Selama hampir 20 jam lamanya akhirnya pesawat yang membawa Eve dari negara L ke negara K mendarat juga di bandara. Eve memandang takjub terhadap perubahan di negara K selama ia tinggali.

“Selamat datang kembali Elakshi Feshika Adwitiya.” Ucap Eve kepada dirinya sendiri, langkah kakinya berjalan dan mendorong troli yang di atasnya ada dua koper miliknya tidak lupa pula tas ransel yang disandangnya ia letakkan di atas keranjang troli tersebut.

Memandang ke sekitar bandara untuk melihat siapakah yang akan menjemput dirinya ke bandara apakah itu paman dan bibinya. Kepalanya celingak celinguk mencari seseorang yang menuliskan namanya. Dengan penuh senyuman saat ia melihat tulisan namanya Eve menghampiri seorang pria yang sedang memegang banner atas namanya.

“Aku Eve.” Sapa Eve penuh dengan semangat sambil membuka kacamatanya untuk memperlihatkan bahwa benar ini adalah dirinya. Pria itu tertegun dan memasang wajah datarnya saat melihat Eve yang penuh semangat dan matanya yang berbinar. Tampak penampilan Eve sangatlah dewasa dan elegan wajah cantik serta kulitnya yang putih mulus dengan bibirnya yang merah delima terus memancarkan senyumnya tidak lupa dengan lesung pipi yang menambah kesan Eve yang manis. Tubuh tingginya proporsional hingga membuat pria tersebut mendengus kesal namun hal itu tidak disadari Eve.

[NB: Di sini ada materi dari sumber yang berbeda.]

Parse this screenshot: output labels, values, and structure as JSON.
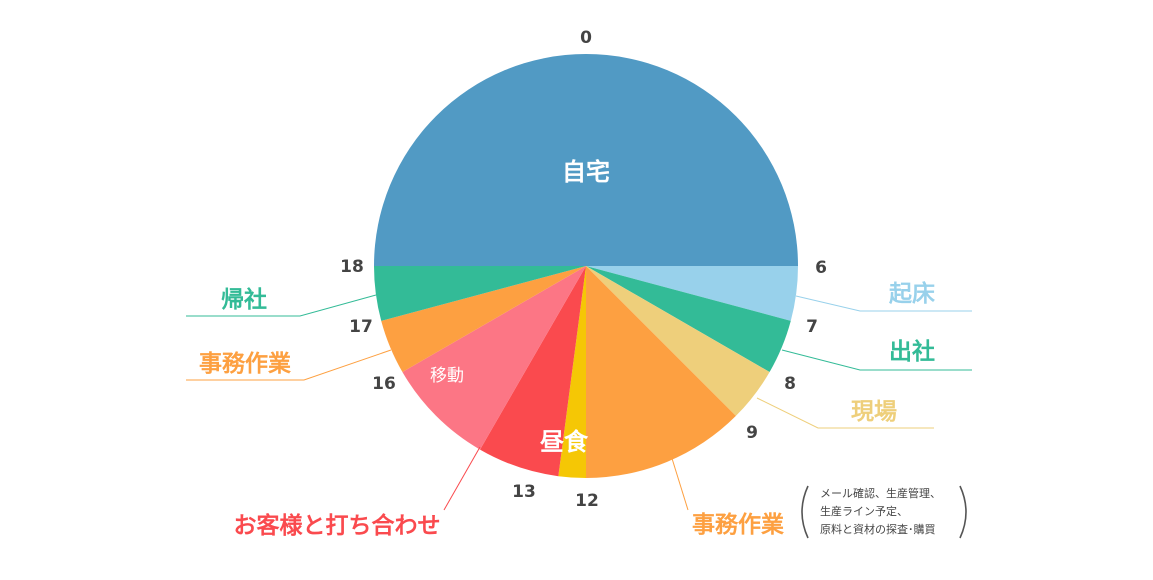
{
  "chart_data": {
    "type": "pie",
    "unit": "hour",
    "slices": [
      {
        "start": 0,
        "end": 6,
        "color": "#519AC4",
        "inner_label": "自宅",
        "outer_label": ""
      },
      {
        "start": 6,
        "end": 7,
        "color": "#98D1EB",
        "inner_label": "",
        "outer_label": "起床"
      },
      {
        "start": 7,
        "end": 8,
        "color": "#33BB97",
        "inner_label": "",
        "outer_label": "出社"
      },
      {
        "start": 8,
        "end": 9,
        "color": "#EECF7B",
        "inner_label": "",
        "outer_label": "現場"
      },
      {
        "start": 9,
        "end": 12,
        "color": "#FDA041",
        "inner_label": "",
        "outer_label": "事務作業"
      },
      {
        "start": 12,
        "end": 12.5,
        "color": "#F5C705",
        "inner_label": "昼食",
        "outer_label": ""
      },
      {
        "start": 12.5,
        "end": 14,
        "color": "#FA4A4E",
        "inner_label": "",
        "outer_label": "お客様と打ち合わせ"
      },
      {
        "start": 14,
        "end": 16,
        "color": "#FC7685",
        "inner_label": "移動",
        "outer_label": ""
      },
      {
        "start": 16,
        "end": 17,
        "color": "#FDA041",
        "inner_label": "",
        "outer_label": "事務作業"
      },
      {
        "start": 17,
        "end": 18,
        "color": "#33BB97",
        "inner_label": "",
        "outer_label": "帰社"
      },
      {
        "start": 18,
        "end": 24,
        "color": "#519AC4",
        "inner_label": "",
        "outer_label": ""
      }
    ],
    "hour_labels": [
      "0",
      "6",
      "7",
      "8",
      "9",
      "12",
      "13",
      "16",
      "17",
      "18"
    ],
    "note_lines": [
      "メール確認、生産管理、",
      "生産ライン予定、",
      "原料と資材の探査･購買"
    ]
  }
}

“Seharusnya kamu tidak balik ke negara ini.” Ucap pria yang tak lain adalah anak dari paman dan bibinya Gulzar Adwitiya dengan dingin hal itu membuat senyum Eve luntur namun hal itu tidak membuat semangat Eve padam karena sebentar lagi ia akan segera bertemu dengan paman dan bibinya.

“Apakah kak Zee sudah menikah?” Tanya Eve dengan antusias untuk mengisi keheningan yang tercipta. Ia tau sepupunya Gulzar yang lebih tua darinya 1 tahun ini tidak banyak berbicara dan dingin termasuk kepada dirinya. Namun Gulzar tidak pernah memperlakukannya dengan buruk walaupun ucapan yang dilontarkannya sangat dingin dan pedas hal itu sudah biasa bagi Eve.

Gulzar tidak menjawab pertanyaan Eve ia hanya fokus menyetir. Eve yang tidak mendapatkan respon dari Gulzar memajukan bibirnya hal itu dapat Gulzar lihat dari ekor matanya. “Masih saja seperti dulu.” Gerutu Eve.

“Kamu juga masih sama seperti dulu, polos.” Gumam Gulzar dengan lirih, Eve menolehkan kepalanya dan sedikit mencondongkan tubuhnya ke arah Gulzar.

“Kak Zee berbicara apa?” Tanya Eve sambil melihat wajah tampan Gulzar dari jarak dekat untuk memastikan pendengarannya.

“Sepertinya kamu perlu ke dokter THT.” Ucap Gulzar dengan datar hal itu membuat Eve memukul lengan Gulzar yang sedang menyetir hingga membuat setir mobil berbelok sedikit.

Gulzar menatap tajam ke arah Eve, “kalau kamu ingin segera mati jangan ajak aku.” Ucap Gulzar dengan dinginnya.

Eve mencebikkan bibirnya mendengar perkataan Gulzar yang pedas dan tajam, “pantas saja kak Zee belum menikah sampai sekarang bagaimana mau menikah jika kak Zee tetap saja dingin. Yang ada perempuan akan takut untuk mendekati kak Zee.” Gerutu Eve.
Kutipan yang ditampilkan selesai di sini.